Der Arzt hatte ein Video mitgebracht, ein Wachtmeister wurde losgeschickt, um
ein Abspielgerät zu holen. Wir sahen jetzt das Dorf, die Seilbahn, die
Lastwagen, lauter Kinder und Erwachsene, die ständig lachend in die Kamera
winkten und »Frroank, Frroank« riefen. Und dann sah man endlich Ayana und Tiru.
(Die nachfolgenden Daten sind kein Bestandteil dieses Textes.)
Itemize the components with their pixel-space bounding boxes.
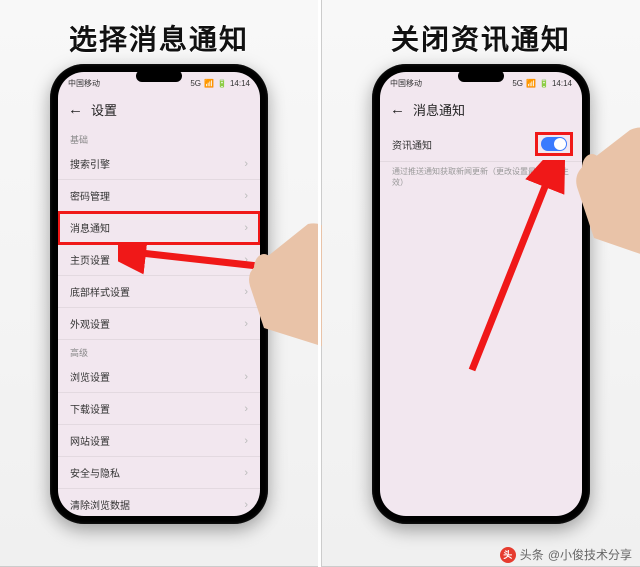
- row-label: 外观设置: [70, 316, 110, 331]
- camera-notch: [136, 70, 182, 82]
- row-label: 安全与隐私: [70, 465, 120, 480]
- settings-row[interactable]: 浏览设置 ›: [58, 361, 260, 393]
- chevron-right-icon: ›: [244, 403, 248, 415]
- chevron-right-icon: ›: [244, 467, 248, 479]
- toggle-label: 资讯通知: [392, 137, 432, 152]
- chevron-right-icon: ›: [244, 158, 248, 170]
- brand-label: 头条: [520, 546, 544, 563]
- caption-left: 选择消息通知: [0, 18, 318, 58]
- section-header: 基础: [58, 127, 260, 148]
- panel-divider: [318, 0, 321, 567]
- row-label: 搜索引擎: [70, 156, 110, 171]
- settings-row[interactable]: 搜索引擎 ›: [58, 148, 260, 180]
- signal-icon: 📶: [526, 79, 536, 88]
- row-label: 下载设置: [70, 401, 110, 416]
- chevron-right-icon: ›: [244, 435, 248, 447]
- clock-label: 14:14: [552, 79, 572, 88]
- signal-icon: 📶: [204, 79, 214, 88]
- carrier-label: 中国移动: [68, 78, 100, 89]
- back-icon[interactable]: ←: [390, 102, 405, 117]
- chevron-right-icon: ›: [244, 371, 248, 383]
- battery-icon: 🔋: [539, 79, 549, 88]
- settings-row[interactable]: 下载设置 ›: [58, 393, 260, 425]
- row-label: 清除浏览数据: [70, 497, 130, 512]
- row-label: 网站设置: [70, 433, 110, 448]
- settings-row[interactable]: 网站设置 ›: [58, 425, 260, 457]
- title-bar: ← 设置: [58, 94, 260, 127]
- watermark: 头 头条 @小俊技术分享: [500, 546, 632, 563]
- network-label: 5G: [512, 79, 523, 88]
- camera-notch: [458, 70, 504, 82]
- network-label: 5G: [190, 79, 201, 88]
- back-icon[interactable]: ←: [68, 102, 83, 117]
- battery-icon: 🔋: [217, 79, 227, 88]
- panel-left: 选择消息通知 中国移动 5G 📶 🔋 14:14 ← 设置 基础搜索引擎›密码管…: [0, 0, 318, 566]
- row-label: 浏览设置: [70, 369, 110, 384]
- chevron-right-icon: ›: [244, 190, 248, 202]
- panel-right: 关闭资讯通知 中国移动 5G 📶 🔋 14:14 ← 消息通知 资讯通知: [322, 0, 640, 566]
- toutiao-logo-icon: 头: [500, 547, 516, 563]
- row-label: 底部样式设置: [70, 284, 130, 299]
- carrier-label: 中国移动: [390, 78, 422, 89]
- settings-row[interactable]: 清除浏览数据 ›: [58, 489, 260, 516]
- row-label: 消息通知: [70, 220, 110, 235]
- row-label: 密码管理: [70, 188, 110, 203]
- clock-label: 14:14: [230, 79, 250, 88]
- row-label: 主页设置: [70, 252, 110, 267]
- author-label: @小俊技术分享: [548, 546, 632, 563]
- caption-right: 关闭资讯通知: [322, 18, 640, 58]
- chevron-right-icon: ›: [244, 499, 248, 511]
- settings-row[interactable]: 密码管理 ›: [58, 180, 260, 212]
- page-title: 设置: [91, 100, 117, 119]
- settings-row[interactable]: 安全与隐私 ›: [58, 457, 260, 489]
- page-title: 消息通知: [413, 100, 465, 119]
- pointing-hand: [540, 120, 640, 260]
Michalka weinte und lachte und weinte wieder. Er war völlig außer sich. Er saß
neben seinem Freund und zerquetschte fast dessen Finger mit seinen enormen
Händen. Die Vorsitzende und eine der Schöffinnen hatten Tränen in den Augen. Es
war alles andere als eine typische Gerichtsszene.
     
    Unser Strafrecht ist
Schuldstrafrecht. Wir strafen nach der Schuld eines Menschen, wir fragen, in
welchem Maß wir ihn für seine Handlungen verantwortlich machen können. Das ist
kompliziert. Im Mittelalter war es einfacher, man bestrafte nur nach der Tat:
Einem Dieb wurde die Hand abgehackt. Und zwar immer. Es war ganz gleich, ob er
aus Geldgier stahl oder weil er sonst verhungert wäre. Strafen war damals eine
Art Mathematik, auf jede Tat stand ein genau festgelegtes Strafmaß. Unser
heutiges Strafrecht ist klüger, es wird dem Leben gerechter, aber es ist auch
schwieriger. Ein Bankraub ist eben nicht immer nur ein Bankraub. Was konnten
wir Michalka schon vorwerfen? Hatte er nicht das getan, was in uns allen ist?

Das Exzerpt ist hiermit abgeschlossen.